Saturday, March 31, 2012

Blaming the wrong person.

As I'm reading this story, I'm getting deja vu.  Some students at U Conn's law school somehow believe that the soon-to-be-former dean caused a drop in U Conn's rankings.  How, exactly, would he have done that?  Let's guess:

1.  He called up future employers and told them not to hire U Conn graduates.
2.  He told his dean of admissions to pick some applicants on the basis of things other than UGPA and LSAT.
3.  He conspired with the 779 other people receiving the academic reputation survey to make sure that U Conn was not rated as highly as, say, Yale.  He also made sure that everyone who received the USNWR survey actually returned it.
4.  Ditto with the judges, lawyers, and law firms ranking the schools.
5.  And he cratered the economy, which dried up budgets and donations as if they were so many plums in direct sun in Death Valley.

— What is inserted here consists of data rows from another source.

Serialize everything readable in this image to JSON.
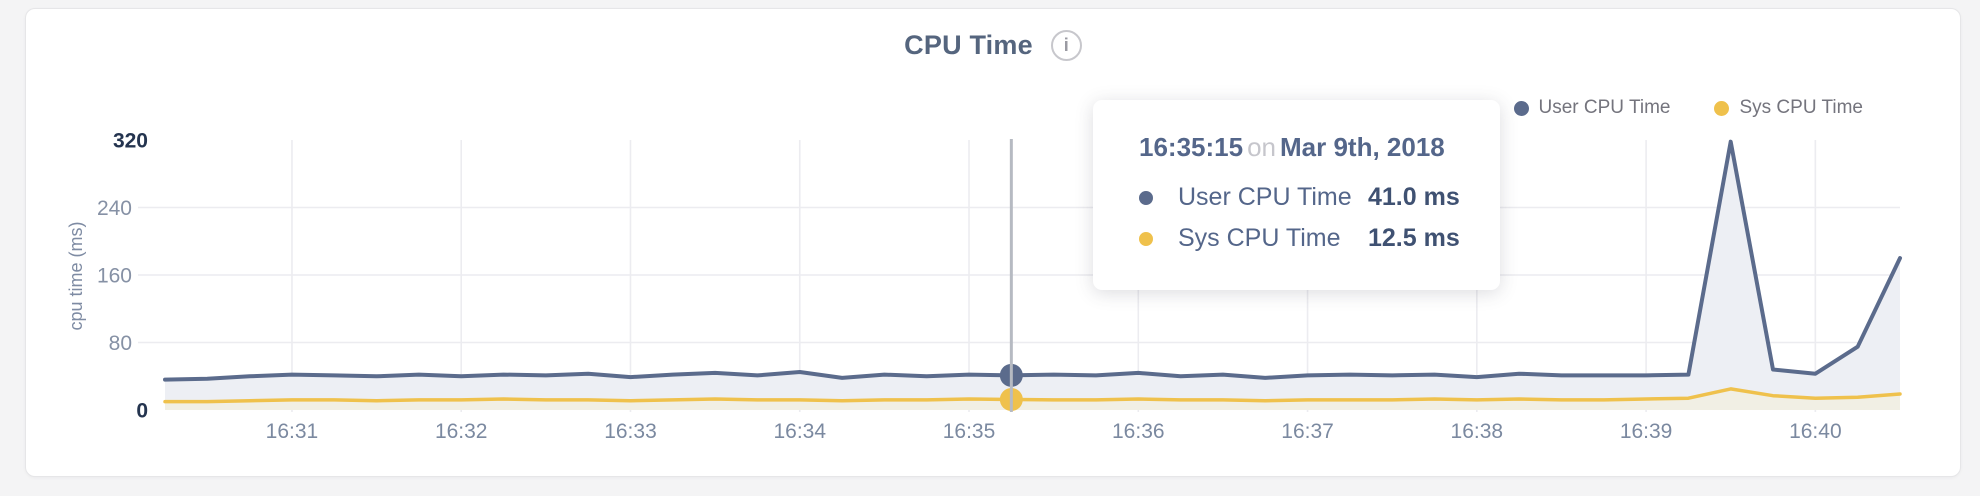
{
  "header": {
    "title": "CPU Time",
    "info_glyph": "i"
  },
  "legend": {
    "items": [
      {
        "label": "User CPU Time",
        "color": "#5b6b8c"
      },
      {
        "label": "Sys CPU Time",
        "color": "#efc14c"
      }
    ]
  },
  "tooltip": {
    "time": "16:35:15",
    "conjunction": "on",
    "date": "Mar 9th, 2018",
    "rows": [
      {
        "label": "User CPU Time",
        "value": "41.0 ms",
        "color": "#5b6b8c"
      },
      {
        "label": "Sys CPU Time",
        "value": "12.5 ms",
        "color": "#efc14c"
      }
    ]
  },
  "colors": {
    "grid": "#ececf0",
    "highlight_line": "#b6bac2",
    "ytick_major": "#24344f",
    "ytick_minor": "#8691a5",
    "xtick": "#7b89a0",
    "axis_title": "#7e8ba3"
  },
  "chart_data": {
    "type": "line",
    "title": "CPU Time",
    "xlabel": "",
    "ylabel": "cpu time (ms)",
    "ylim": [
      0,
      320
    ],
    "yticks": [
      0,
      80,
      160,
      240,
      320
    ],
    "grid_yticks": [
      80,
      160,
      240
    ],
    "xticks": [
      "16:31",
      "16:32",
      "16:33",
      "16:34",
      "16:35",
      "16:36",
      "16:37",
      "16:38",
      "16:39",
      "16:40"
    ],
    "grid": true,
    "legend_position": "top-right",
    "time_step_seconds": 15,
    "times": [
      "16:30:15",
      "16:30:30",
      "16:30:45",
      "16:31:00",
      "16:31:15",
      "16:31:30",
      "16:31:45",
      "16:32:00",
      "16:32:15",
      "16:32:30",
      "16:32:45",
      "16:33:00",
      "16:33:15",
      "16:33:30",
      "16:33:45",
      "16:34:00",
      "16:34:15",
      "16:34:30",
      "16:34:45",
      "16:35:00",
      "16:35:15",
      "16:35:30",
      "16:35:45",
      "16:36:00",
      "16:36:15",
      "16:36:30",
      "16:36:45",
      "16:37:00",
      "16:37:15",
      "16:37:30",
      "16:37:45",
      "16:38:00",
      "16:38:15",
      "16:38:30",
      "16:38:45",
      "16:39:00",
      "16:39:15",
      "16:39:30",
      "16:39:45",
      "16:40:00",
      "16:40:15",
      "16:40:30"
    ],
    "series": [
      {
        "name": "User CPU Time",
        "unit": "ms",
        "color": "#5b6b8c",
        "fill": "#edeff4",
        "values": [
          36,
          37,
          40,
          42,
          41,
          40,
          42,
          40,
          42,
          41,
          43,
          39,
          42,
          44,
          41,
          45,
          38,
          42,
          40,
          42,
          41,
          42,
          41,
          44,
          40,
          42,
          38,
          41,
          42,
          41,
          42,
          39,
          43,
          41,
          41,
          41,
          42,
          318,
          48,
          43,
          75,
          180
        ]
      },
      {
        "name": "Sys CPU Time",
        "unit": "ms",
        "color": "#efc14c",
        "fill": "#f1efe4",
        "values": [
          10,
          10,
          11,
          12,
          12,
          11,
          12,
          12,
          13,
          12,
          12,
          11,
          12,
          13,
          12,
          12,
          11,
          12,
          12,
          13,
          12.5,
          12,
          12,
          13,
          12,
          12,
          11,
          12,
          12,
          12,
          13,
          12,
          13,
          12,
          12,
          13,
          14,
          25,
          17,
          14,
          15,
          19
        ]
      }
    ],
    "highlight": {
      "time": "16:35:15",
      "date": "Mar 9th, 2018",
      "index": 20,
      "values": {
        "user_cpu_ms": 41.0,
        "sys_cpu_ms": 12.5
      }
    }
  }
}
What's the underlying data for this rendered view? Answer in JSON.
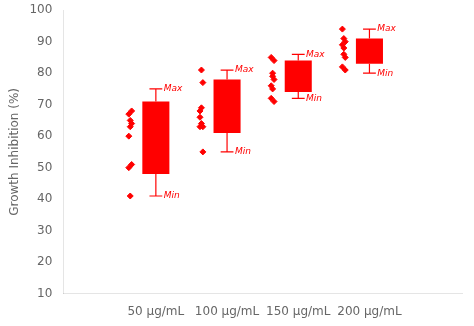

The problem with the rankings is that deans have horrible choices--and very little power.  They could lie about their statistics.  They could make choices solely designed to maximize their USNWR rankings, without regard to any other effect those choices could have on the school.   Or they can work with their team to run the best school possible with the students, faculty, staff, alumni, and budgets that they have or could reasonably be expected to get.

If reputation is 40% of the score, then deans also have to wrestle with the halo effect, which will give some schools more of a bump than they might otherwise deserve.  ("School X must be better than School Y, because School X has been ranked more highly than School Y for years.")  Deans also have to wrestle with the fact that the other 194 schools being ranked aren't staying static, either. 

So when I read about Dean Paul stepping down, I think that he's being scapegoated.  U Conn students, remember this:  at some point, each of you may be in a position with a lot of responsibility but not a lot of power to effect change.  You'll be blamed for things that are not your fault.  And you'll feel just as frustrated as Dean Paul feels now.

Friday, March 02, 2012

The news article that a lawyer does not want to see when she's having her morning coffee.

See here.  Shades of Arthur Andersen's shredding scandal.  Having a rogue manager (assuming that's what happened) shred documents, counter to attorney instructions, is one of a lawyer's worst nightmares.